LONDON: A group of 19 human rights activitists across a breadth of society has issued an open letter supporting Palestine’s demand that Israel be suspended world football.
The Palestine Football Association has registered a proposal to that effect to be debated by the congress of world federation FIFA at its congress in Zurich on May 29.
FIFA president Sepp Blatter will visit both Ramallah and Tel-Aviv shortly to meet political and sports leaders in an attempt to broker, at the least, a truce in the dispute.
The PFA has long complained about restrictions on freedom of movement of athletes, officials and sporitng goods by the Israeli security services.
Signees of the letter include Rodney Bickerstaffe (former UNISON trades union leader), Noam Chomsky (American linguist, philosopher, etc), Bruce Kent (ex-Roman Catholic priest and nuclear disarmament advocate), film-maker Ken Loach, barrister Michael Mansfield, Liberal Democrat politician Baroness Jenny Tonge and poet Benjamin Zephaniah.
Their open letter states:
The Palestinian Football Association will present a motion to FIFA’s annual Congress on 28th-29th May, calling for the suspension of the Israeli FA. We urge delegates to pass the motion.
Palestine took to the pitch at January’s Asian Cup to standing ovations from football fans of all nations. Their very appearance at the tournament was a heroic achievement in light of the obstacles faced by the team. No thanks are due to the IFA.

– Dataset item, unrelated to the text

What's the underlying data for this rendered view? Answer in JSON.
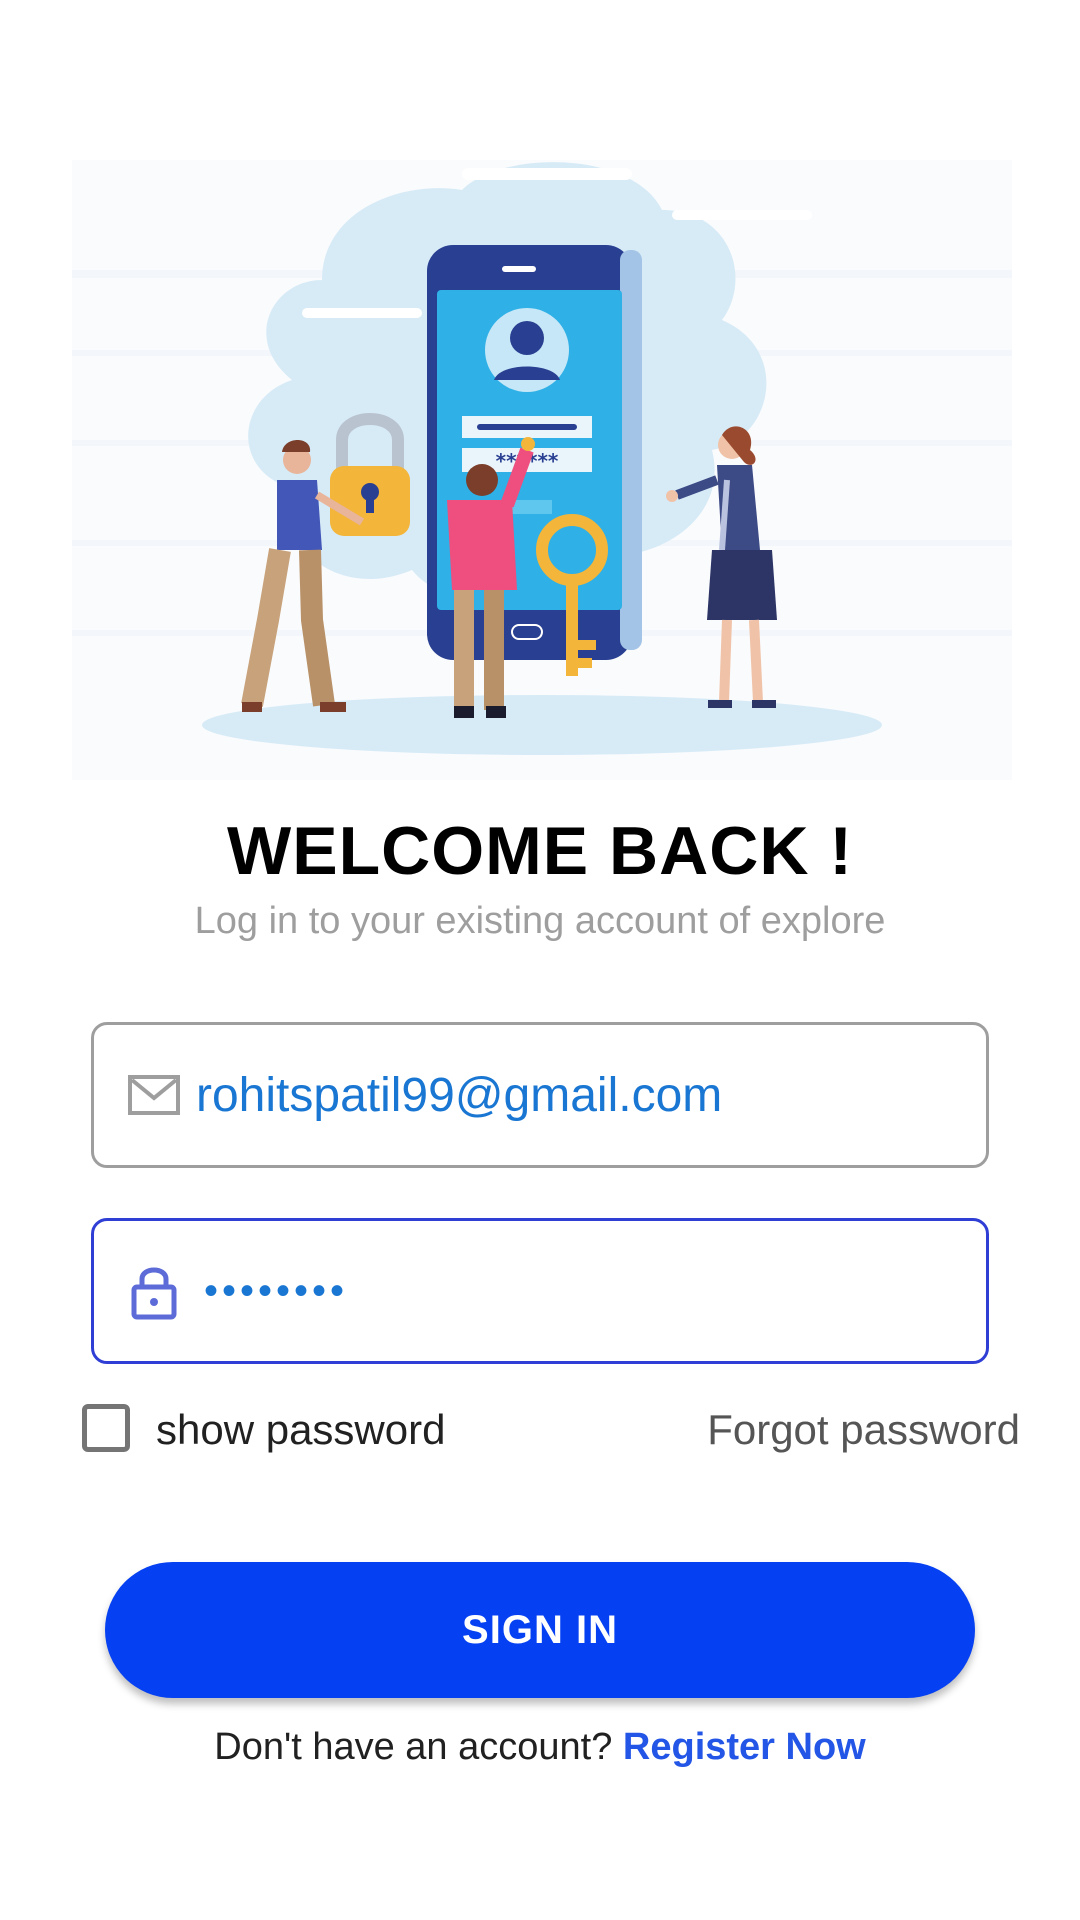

It has stood shoulder to shoulder with Israel’s murderous régime while Palestinian footballers have been shot, beaten, bombed, and incarcerated along with their fellow citizens. And its only response to the day-to-day obstruction of travel, tournaments and the development of facilities has been to repeat the much-abused mantra of “security concerns”.
The IFA welcomes teams from illegal settlements into its leagues and competitions. It has racially segregated part of its national children’s league incurring legal action.
It has never once disciplined Beitar Jerusalem FC for that club’s long-standing apparent ban on the hiring of Arab players, or taken serious action to curb the notorious anti-Arab violence of its supporters.
Two years of diplomacy have failed to secure change, and FIFA must now take punitive action in defence of its humanitarian ethos.
Its 30-year exclusion of South Africa from its ranks provides a precedent for the action that is required. The lesson, surely, is that there can be no “positive engagement” with apartheid – only principled opposition.
FIFA owes it to all Palestinians to uphold their right to fully access football by supporting the call from the Palestinian FA for suspension of IFA.
Ofer Eini, president of the IFA, has insisted that his body has done all within its power to ease the problems but has no power over the strategy and operational activities of the Israeli government and its security arm.
An indication of Blatter’s hope to stave off a clash at congress is the fact that the text of the Palestine resolution has not been included in the congress agenda documentation sent to all the 209 national associations who will be represented in Zurich.
To counter this PFA president Jibril Rajoub has sent the text of the resolution plus a five-page letter of justification and explanation to all the other 208 FAs.
Israel’s Foreign Ministry has been seeking to rally international support for resistance to the resolution, in what the Ha’aretz newspaper described as “the 89th minute.”
A commentary in the paper noted: “The fact that the Foreign Ministry – in the 89th minute, to use a soccer cliché – has intervened with regard to the Palestinian demand to oust Israel from FIFA . . . shows how clueless people are in Israel about the importance of sports in international politics.”